Advanced Typescript: Narrowing & Predicates

In the last part of this series, we talked about how you can infer types in Typescript. In this part, we’ll take a look at a related use-case: making the Typescript compiler happy by narrowing the type of a sum type.

What’s Type Narrowing?

Let’s first describe the problem. In Todoist, you can complete & archive both tasks and sections. Let’s say we model it like this:

type TaskCompletedData = {
    subTasks: Task[]
    showHint: boolean
    cursor?: string
}
type SectionCompletedData = {
    completedItems: CompletedTask[]
    tasksLeft: number
    showHint: boolean
    cursor?: string
}

Now it doesn’t really matter what these properties are, I’m just going to use them for illustration, but if we want to build a function to work with a generic completedData variable, it can become hard to “narrow down the type” to what we’re interested in. See for example:

function getCompletedCount(completedData: TaskCompletedData | SectionCompletedData) {
    //how do I make Typescript happy here?
}

The answer is to use the Javascript in operator to check for existence of properties:

function getCompletedCount(completedData: TaskCompletedData | SectionCompletedData) {
    if ('completedItems' in completedData) {
        return getSectionsCount(completedData)
    } else if ('subTasks' in completedData) {
        return getItemsCount(completedData)
    } else {
        throw `Unexpected value for completedData: ${completedData}`
    }
}

Why can’t you simply call getSectionsCount direct? That’s because Typescript can’t really guess the type of a variable at compile-time (& there’s no Typescript at runtime). Writing the function in this way means you have adequate guards in place so that when Typescript does its job of compiling down, you still have reasonably safe code when all types are erased. It’s not the prettiest of code for sure, but it’s part of the tradeoff of using a fully-erased type system.

Type Predicates

A counterpart to type narrowing is type assertions and type predicates. Note type assertions are the most commonly abused system to “force” the compiler to understand one type as another. The syntax is pretty simple:

const a = "Hello"
getCount(a as any)

In the above example, we are widening the type of a so that it’s compatible with a possible different type that the getCount function expects. Using as casting in this way is frowned upon and possibly never has a place in a good codebase. Type predicates however, are a safer way to achieve the same thing.

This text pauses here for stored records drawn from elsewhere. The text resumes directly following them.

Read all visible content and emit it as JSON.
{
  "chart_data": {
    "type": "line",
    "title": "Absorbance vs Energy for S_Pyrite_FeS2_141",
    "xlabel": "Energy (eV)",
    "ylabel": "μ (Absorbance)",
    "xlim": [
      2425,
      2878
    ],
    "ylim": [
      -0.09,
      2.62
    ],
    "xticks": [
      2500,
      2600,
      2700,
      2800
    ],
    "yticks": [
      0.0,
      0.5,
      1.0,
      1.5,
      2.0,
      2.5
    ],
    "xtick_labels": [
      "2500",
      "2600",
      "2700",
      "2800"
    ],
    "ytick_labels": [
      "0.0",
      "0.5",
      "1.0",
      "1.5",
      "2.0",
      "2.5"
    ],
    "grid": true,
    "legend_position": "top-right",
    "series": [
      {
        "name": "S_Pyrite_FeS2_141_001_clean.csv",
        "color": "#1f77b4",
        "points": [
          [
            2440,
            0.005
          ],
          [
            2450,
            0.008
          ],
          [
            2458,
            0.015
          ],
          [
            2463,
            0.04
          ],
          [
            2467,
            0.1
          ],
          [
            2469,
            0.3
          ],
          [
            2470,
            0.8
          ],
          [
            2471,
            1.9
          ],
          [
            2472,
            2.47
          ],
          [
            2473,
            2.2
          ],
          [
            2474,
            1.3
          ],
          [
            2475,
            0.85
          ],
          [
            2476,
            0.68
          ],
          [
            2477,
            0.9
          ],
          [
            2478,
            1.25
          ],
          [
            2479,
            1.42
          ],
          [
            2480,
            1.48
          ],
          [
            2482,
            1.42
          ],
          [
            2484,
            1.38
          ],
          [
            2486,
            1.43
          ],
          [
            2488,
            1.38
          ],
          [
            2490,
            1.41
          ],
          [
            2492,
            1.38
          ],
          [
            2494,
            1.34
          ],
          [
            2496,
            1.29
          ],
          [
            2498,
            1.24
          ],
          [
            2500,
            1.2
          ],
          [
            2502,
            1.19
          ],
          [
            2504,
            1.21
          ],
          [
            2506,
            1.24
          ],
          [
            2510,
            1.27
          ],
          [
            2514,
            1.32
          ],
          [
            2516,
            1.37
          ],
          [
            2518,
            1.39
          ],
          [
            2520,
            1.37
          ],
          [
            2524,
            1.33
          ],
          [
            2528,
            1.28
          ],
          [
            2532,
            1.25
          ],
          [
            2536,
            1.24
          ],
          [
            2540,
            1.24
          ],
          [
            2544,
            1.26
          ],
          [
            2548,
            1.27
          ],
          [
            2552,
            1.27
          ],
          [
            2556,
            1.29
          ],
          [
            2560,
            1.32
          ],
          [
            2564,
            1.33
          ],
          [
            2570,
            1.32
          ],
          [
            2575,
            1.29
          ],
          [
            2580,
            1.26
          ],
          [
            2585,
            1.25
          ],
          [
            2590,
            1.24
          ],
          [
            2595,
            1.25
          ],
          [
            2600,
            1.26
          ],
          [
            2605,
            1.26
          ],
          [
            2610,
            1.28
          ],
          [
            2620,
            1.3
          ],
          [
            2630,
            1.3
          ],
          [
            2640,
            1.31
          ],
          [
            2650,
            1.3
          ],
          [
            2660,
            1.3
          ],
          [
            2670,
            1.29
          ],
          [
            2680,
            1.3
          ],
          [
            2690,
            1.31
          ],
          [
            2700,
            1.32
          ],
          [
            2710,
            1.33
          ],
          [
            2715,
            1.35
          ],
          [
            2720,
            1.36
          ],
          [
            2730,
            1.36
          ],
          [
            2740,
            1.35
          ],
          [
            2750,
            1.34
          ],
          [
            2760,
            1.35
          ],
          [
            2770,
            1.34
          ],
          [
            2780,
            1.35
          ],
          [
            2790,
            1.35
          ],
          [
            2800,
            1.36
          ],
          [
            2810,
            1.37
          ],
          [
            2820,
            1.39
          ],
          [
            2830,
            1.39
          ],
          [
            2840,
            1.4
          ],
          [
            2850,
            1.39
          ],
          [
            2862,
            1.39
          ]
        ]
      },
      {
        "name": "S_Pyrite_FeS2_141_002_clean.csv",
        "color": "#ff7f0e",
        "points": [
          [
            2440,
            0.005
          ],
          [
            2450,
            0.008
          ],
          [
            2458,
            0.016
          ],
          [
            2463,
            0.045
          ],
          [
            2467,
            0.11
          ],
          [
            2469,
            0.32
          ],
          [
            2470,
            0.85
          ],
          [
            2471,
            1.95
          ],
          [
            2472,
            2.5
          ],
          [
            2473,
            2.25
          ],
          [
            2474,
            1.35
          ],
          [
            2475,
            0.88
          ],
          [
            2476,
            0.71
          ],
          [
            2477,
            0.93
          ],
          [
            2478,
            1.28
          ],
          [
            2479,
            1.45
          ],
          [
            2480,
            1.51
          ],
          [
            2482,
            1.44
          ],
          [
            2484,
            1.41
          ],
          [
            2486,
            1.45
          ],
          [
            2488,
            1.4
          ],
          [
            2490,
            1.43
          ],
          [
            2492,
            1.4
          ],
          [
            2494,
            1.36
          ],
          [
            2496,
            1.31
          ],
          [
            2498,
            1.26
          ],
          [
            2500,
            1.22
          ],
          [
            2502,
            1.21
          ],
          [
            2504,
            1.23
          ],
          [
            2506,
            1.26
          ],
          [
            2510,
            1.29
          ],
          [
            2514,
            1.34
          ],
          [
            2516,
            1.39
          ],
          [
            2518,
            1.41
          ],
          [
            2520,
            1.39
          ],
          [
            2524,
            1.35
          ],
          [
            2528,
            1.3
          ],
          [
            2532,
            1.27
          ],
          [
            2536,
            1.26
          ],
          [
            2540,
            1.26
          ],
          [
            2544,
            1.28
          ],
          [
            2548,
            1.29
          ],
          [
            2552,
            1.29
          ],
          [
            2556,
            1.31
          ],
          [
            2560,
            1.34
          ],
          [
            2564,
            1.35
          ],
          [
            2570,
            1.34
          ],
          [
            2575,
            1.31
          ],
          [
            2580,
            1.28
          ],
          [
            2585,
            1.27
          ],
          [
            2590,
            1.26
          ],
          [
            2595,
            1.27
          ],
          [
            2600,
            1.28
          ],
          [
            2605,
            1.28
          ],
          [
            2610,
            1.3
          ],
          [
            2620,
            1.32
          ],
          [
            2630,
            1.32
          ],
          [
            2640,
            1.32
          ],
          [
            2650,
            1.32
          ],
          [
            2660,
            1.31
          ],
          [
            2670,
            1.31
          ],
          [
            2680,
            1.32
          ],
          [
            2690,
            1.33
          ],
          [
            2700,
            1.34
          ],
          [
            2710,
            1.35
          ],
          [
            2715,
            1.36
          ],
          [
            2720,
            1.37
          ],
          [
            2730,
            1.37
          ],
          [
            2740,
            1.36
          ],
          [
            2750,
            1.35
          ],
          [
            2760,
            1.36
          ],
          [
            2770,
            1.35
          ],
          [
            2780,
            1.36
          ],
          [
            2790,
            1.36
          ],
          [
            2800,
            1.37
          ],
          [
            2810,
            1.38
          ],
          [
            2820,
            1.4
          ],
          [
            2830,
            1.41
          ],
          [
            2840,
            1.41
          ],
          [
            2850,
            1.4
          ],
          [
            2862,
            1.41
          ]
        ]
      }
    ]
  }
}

Note: to use type predicates, you need a reasonably newer version of Typescript. But it doess make writing these type guards a bit cleaner. Here’s an assumeNotNull Jest test helper that we have in both the Todoist and Twist codebases.

function assumeNotNull<T>(value: T): asserts value is NonNullable<T> {
    expect(value).not.toBeNull()
}

The current Jest type definitions for expect(value).not.toBeNull() don’t really communicate with Typescript that subsequent calls to expect(value) will always have value as not null (this is because the first expectation will throw and break the test). Here we’re writing a helper function to make this explicit. The important bit to note here is the asserts value is bit, which is called a type predicate. These type predicates are very flexible, and can be used to nudge Typescript in a lot of different ways.


Now both predicates and type narrowing may seem like extra boilerplate that comes with Typescript adoption, and if you are used to writing Javascript, initialy it definitely does seem like that. I sometimes do think of these as “stuff I do to keep the Typescript compiler happy.” From a longer-term software maintanence perspective though, building a strict tsconfig, and sticking to a well-typed codebase has huge rewards. There’s nothing wrong in prototyping your solution in a .JS file, without even having any types at all. And once you start converting the solution to Typescript, the compiler warnings and errors will guide you to writing more safe code.